Natalie Portman in Black Swan Movie Cinema Review

Directed by
Darren Aronofsky
Certificate 18
Rating: 4 Out Of 5 Stars
This is a disturbing two hours, from a dreamy opening sequence with a ballet dancer being chased by a menacing figure in black, to an ending that makes your eyes swim.
Black Swan, starring Natalie Portman as a ballerina in Swan Lake and suffering for her art, is an uncomfortable watch throughout. Well made, preposterous at times,
painful at others, there are embarrassing scenes coupled with others that are harrowing.
For a psychological horror, this is what director Darren Aronofsky has set out to do – and it has been achieved.
It tells the story of a dancer in a New York ballet company who is chosen from the cast to become the new lead and perform the tricky role of the Swan Queen.
For those not au fait with the Swan Lake tale, it’s about a woman who is turned into a swan and can only be saved by a prince, who she must make fall in love with her. But her alter ego, a black swan, tricks him into falling for her instead, thus meaning salvation is beyond the white swan – so she kills herself. Truth and performance become intertwined as Portman’s character rehearses the role of her life – on that Portman brilliantly fulfils.

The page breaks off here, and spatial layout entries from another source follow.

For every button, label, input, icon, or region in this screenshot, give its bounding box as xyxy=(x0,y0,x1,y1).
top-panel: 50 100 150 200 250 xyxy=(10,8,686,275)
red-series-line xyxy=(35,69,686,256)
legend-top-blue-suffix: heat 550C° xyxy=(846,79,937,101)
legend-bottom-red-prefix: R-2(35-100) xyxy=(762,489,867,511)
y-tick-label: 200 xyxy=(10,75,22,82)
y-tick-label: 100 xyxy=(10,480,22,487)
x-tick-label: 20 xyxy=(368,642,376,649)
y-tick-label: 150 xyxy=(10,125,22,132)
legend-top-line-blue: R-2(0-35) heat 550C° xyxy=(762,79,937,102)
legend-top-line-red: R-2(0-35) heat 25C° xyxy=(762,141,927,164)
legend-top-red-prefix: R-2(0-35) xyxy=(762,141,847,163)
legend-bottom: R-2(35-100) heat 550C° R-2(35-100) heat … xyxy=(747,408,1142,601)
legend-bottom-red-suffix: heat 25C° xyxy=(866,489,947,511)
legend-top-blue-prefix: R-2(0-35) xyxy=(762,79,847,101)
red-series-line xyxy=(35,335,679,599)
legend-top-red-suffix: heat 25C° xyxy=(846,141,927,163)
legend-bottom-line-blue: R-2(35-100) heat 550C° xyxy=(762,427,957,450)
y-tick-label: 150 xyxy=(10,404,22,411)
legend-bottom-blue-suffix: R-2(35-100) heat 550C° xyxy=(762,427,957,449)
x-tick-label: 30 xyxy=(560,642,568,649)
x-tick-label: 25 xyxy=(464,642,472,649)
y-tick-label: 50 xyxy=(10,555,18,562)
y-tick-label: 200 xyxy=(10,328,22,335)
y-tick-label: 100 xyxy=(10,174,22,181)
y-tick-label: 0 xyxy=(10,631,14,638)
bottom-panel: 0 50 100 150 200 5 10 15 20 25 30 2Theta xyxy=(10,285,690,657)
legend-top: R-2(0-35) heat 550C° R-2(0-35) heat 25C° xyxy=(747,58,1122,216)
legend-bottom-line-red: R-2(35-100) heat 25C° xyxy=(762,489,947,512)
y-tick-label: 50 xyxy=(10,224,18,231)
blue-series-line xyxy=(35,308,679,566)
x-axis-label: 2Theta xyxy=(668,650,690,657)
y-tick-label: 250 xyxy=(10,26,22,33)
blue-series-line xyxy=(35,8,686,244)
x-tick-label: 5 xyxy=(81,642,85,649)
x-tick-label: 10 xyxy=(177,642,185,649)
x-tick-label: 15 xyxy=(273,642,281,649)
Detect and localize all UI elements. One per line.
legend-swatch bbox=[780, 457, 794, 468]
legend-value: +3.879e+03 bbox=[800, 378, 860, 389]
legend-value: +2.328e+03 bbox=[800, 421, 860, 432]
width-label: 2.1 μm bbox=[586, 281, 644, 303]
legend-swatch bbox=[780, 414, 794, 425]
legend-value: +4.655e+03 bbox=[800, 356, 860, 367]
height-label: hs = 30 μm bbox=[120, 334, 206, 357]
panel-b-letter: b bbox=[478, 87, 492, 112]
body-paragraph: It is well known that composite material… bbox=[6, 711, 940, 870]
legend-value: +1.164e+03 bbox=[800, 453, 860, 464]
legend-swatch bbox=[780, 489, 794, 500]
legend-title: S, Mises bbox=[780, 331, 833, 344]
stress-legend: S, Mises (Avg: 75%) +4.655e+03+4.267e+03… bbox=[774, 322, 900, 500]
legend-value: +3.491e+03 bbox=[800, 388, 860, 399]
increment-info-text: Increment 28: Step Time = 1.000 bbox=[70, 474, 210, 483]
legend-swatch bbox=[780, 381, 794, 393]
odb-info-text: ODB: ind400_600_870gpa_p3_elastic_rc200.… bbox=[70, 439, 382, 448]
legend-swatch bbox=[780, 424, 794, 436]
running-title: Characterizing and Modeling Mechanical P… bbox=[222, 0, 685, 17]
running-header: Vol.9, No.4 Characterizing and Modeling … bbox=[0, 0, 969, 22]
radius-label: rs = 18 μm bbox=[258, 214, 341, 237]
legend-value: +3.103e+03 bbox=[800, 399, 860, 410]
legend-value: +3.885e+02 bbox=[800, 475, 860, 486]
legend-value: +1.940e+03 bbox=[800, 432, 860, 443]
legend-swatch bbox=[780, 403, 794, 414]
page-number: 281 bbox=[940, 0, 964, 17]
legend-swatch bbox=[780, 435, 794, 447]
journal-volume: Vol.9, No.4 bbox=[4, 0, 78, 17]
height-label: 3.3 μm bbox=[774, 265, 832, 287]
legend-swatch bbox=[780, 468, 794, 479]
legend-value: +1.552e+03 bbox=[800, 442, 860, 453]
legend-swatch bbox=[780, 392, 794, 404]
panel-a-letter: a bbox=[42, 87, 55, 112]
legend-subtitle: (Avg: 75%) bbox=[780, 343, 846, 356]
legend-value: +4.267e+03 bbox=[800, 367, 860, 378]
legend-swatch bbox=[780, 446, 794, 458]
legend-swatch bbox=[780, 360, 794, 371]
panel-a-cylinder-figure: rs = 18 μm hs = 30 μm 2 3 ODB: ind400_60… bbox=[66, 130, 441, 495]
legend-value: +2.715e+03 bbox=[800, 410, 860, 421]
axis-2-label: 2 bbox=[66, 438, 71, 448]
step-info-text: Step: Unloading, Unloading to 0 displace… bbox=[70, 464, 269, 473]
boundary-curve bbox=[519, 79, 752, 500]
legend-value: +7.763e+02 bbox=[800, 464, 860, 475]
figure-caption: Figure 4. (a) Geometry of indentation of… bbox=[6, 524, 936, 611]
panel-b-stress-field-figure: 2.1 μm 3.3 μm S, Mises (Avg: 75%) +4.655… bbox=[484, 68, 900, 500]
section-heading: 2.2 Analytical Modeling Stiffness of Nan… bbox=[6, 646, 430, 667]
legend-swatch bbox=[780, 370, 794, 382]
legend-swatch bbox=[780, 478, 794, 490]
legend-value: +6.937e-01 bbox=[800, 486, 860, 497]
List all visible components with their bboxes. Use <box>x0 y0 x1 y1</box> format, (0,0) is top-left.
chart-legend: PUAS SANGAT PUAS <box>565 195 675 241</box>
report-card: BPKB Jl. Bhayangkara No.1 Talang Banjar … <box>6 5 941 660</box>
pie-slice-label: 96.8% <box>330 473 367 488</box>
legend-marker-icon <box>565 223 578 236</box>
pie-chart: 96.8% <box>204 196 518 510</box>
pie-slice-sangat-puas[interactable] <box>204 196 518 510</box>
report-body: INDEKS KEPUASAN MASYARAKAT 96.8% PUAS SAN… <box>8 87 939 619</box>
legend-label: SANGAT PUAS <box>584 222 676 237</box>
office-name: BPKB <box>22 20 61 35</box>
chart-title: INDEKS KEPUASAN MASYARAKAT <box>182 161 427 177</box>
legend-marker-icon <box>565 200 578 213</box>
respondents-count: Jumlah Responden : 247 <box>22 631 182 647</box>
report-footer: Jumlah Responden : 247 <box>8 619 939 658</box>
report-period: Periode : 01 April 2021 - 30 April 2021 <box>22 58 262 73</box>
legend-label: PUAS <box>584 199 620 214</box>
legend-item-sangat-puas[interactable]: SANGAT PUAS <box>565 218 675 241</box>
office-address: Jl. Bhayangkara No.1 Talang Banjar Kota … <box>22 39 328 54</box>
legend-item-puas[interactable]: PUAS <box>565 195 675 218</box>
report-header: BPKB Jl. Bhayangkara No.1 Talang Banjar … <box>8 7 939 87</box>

This is essentially a horror film, but given a different twist by transporting the action away from a haunted motel or creepy castle.
It has an occasional immaturity that detracts from the overall vibe. Poor Vincent Cassell plays a letchy ballet director and has some terrible lines: “Forget about control, I want to see passion!” he barks. “You are stiff like a dead corpse!” Ugh.
There is also a reliance on plonking piano chords in non-dramatic moments. It idly paints dancers as catty and horrible. It’s all bitchiness and male-fantasy lesbianism – you wouldn’t get such nonsense in a football team.
So what is there to like? Portman is a great lead and Aronofsky – who made The Wrestler – has made a super-creepy film with drama and gross-out moments. This gave me the heebie-jeebies.
It is worth a look, but not one to shake January gloom.